Massachusetts Legislature Accidentally Outlaws Horse Racing, Plainridge Park, Suffolk Downs Suspend Operations
Posted on: August 1, 2018, 01:00h.
Last updated on: August 1, 2018, 12:58h.
The Massachusetts Legislature adjourned on Tuesday without taking care of one very important item of business: renewing laws that allow the state’s two horse racetracks to operate.
State lawmakers were scrambling early this week to pass bills to Governor Charlie Baker (R) before the last day of the legislature’s regular annual session concluded on July 31. But they somehow forgot to act on House Bill 4809, a statute that would have extended the legality of horse racing parimutuel betting and simulcast wagering for 12 months.
Instead, horse racing and associated parimutuel betting became illegal in Massachusetts just after midnight on August 1.
“It looks like hundreds of peoples’ jobs fell victim to the clock here,” Suffolk Downs COO Chip Turtle told WGBH News. Suffolk Downs is one of two parimutuel tracks in Massachusetts, the other being Plainridge Park, home to the state’s only commercial casino currently in operation.
“We’ll get up in the morning, notify our employees and look at our options but they seem pretty dire for now,” Turtle explained.
Simulcast parimutuel betting went dark at Suffolk Downs and Plainridge Park on Wednesday.

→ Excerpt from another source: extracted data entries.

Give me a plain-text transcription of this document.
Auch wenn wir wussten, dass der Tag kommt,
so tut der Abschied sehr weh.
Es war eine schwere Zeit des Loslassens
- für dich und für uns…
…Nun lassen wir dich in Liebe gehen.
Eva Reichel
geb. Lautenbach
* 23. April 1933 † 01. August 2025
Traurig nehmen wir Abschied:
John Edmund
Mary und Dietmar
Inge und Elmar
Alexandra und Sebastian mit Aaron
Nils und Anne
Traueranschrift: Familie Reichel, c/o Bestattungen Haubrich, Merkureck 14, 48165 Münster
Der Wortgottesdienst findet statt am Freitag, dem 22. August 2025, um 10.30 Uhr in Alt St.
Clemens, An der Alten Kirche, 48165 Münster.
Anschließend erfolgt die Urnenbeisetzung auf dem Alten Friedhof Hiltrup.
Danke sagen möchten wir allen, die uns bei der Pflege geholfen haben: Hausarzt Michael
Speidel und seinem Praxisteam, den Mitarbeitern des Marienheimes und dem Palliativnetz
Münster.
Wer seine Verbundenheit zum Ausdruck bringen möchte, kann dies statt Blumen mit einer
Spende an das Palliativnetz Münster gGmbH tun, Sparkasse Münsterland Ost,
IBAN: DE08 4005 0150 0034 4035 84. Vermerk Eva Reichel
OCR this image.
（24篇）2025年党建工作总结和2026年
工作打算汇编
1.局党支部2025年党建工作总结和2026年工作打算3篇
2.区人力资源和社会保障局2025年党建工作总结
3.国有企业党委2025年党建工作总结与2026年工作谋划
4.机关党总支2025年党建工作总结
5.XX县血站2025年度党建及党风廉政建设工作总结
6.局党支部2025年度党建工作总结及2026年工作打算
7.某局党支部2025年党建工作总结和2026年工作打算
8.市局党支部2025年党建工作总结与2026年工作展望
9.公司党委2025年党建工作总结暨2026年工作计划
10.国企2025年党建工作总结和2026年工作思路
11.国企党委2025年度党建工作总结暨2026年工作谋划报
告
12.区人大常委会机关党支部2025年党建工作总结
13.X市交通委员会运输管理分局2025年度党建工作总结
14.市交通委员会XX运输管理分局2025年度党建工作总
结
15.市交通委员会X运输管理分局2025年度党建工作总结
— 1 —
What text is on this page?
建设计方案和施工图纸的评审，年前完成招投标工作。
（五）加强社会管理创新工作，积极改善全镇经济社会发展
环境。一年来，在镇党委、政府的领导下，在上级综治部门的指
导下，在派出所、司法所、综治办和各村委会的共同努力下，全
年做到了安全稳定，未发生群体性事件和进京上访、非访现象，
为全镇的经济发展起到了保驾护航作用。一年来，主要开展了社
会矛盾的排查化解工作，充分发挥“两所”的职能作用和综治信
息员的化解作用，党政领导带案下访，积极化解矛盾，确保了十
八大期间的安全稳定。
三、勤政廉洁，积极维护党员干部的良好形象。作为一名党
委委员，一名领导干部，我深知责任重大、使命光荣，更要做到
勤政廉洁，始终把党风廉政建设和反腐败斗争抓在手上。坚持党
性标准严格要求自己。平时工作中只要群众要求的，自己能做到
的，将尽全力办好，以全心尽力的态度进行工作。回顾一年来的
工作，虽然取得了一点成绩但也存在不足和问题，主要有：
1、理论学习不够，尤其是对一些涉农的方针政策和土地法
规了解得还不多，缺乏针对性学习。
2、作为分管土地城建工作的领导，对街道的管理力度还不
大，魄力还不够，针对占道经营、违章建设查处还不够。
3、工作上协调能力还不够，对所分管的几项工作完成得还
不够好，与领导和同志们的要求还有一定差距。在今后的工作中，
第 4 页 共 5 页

In a social media message, Suffolk Downs explained, “We will not be able to offer simulcasting today … as the laws authorizing racing and simulcasting in Massachusetts expired on 7/31. We are sorry for any inconvenience that this may cause to our customers and we hope that the Legislature renews the racing and simulcast laws in the near future.”
Informal Turns Dire
Massachusetts lawmakers are scheduled to meet Thursday on Beacon Hill for what’s supposed to be an informal session. State politicians are not required to attend the informal gagatherings, and major policymaking during these periods are rare.
Both the Massachusetts Senate and House can meet informally throughout the remainder of the year before they’re scheduled to formally reconvene in January. The reason major laws don’t typically pass during informal sessions is that only introduced measures that go fully unopposed can pass. No changes to the law at hand can be made.
HB 4809 was read and “passed to be engrossed” in both chambers. According to the Massachusetts Bar Association, a bill that’s been engrossed is to be printed on parchment before returning to the House and Senate for final procedural votes.
Engrossed bills can still be amended, however, but not during an informal session.
Plainridge Park, home to the first commercial casino in the state, a slots-only facility, hosts live horse racing April through November. Racing is scheduled for Thursday, with a 4 pm local post time.
Suffolk Downs has only three live racing events the entire summer. The third and final racing competition is scheduled for this weekend, August 4-5.
“We literally have hundreds of people and hundreds of horses scheduled to ship in for the weekend for live racing,” Tuttle revealed. The Suffolk Downs executive says if the Massachusetts Legislature does not find a way to renew horse racing laws before Saturday, 200 people scheduled to work the live event will be told to stay home.
The racetrack has around 90 full-time employees who operate its simulcast business.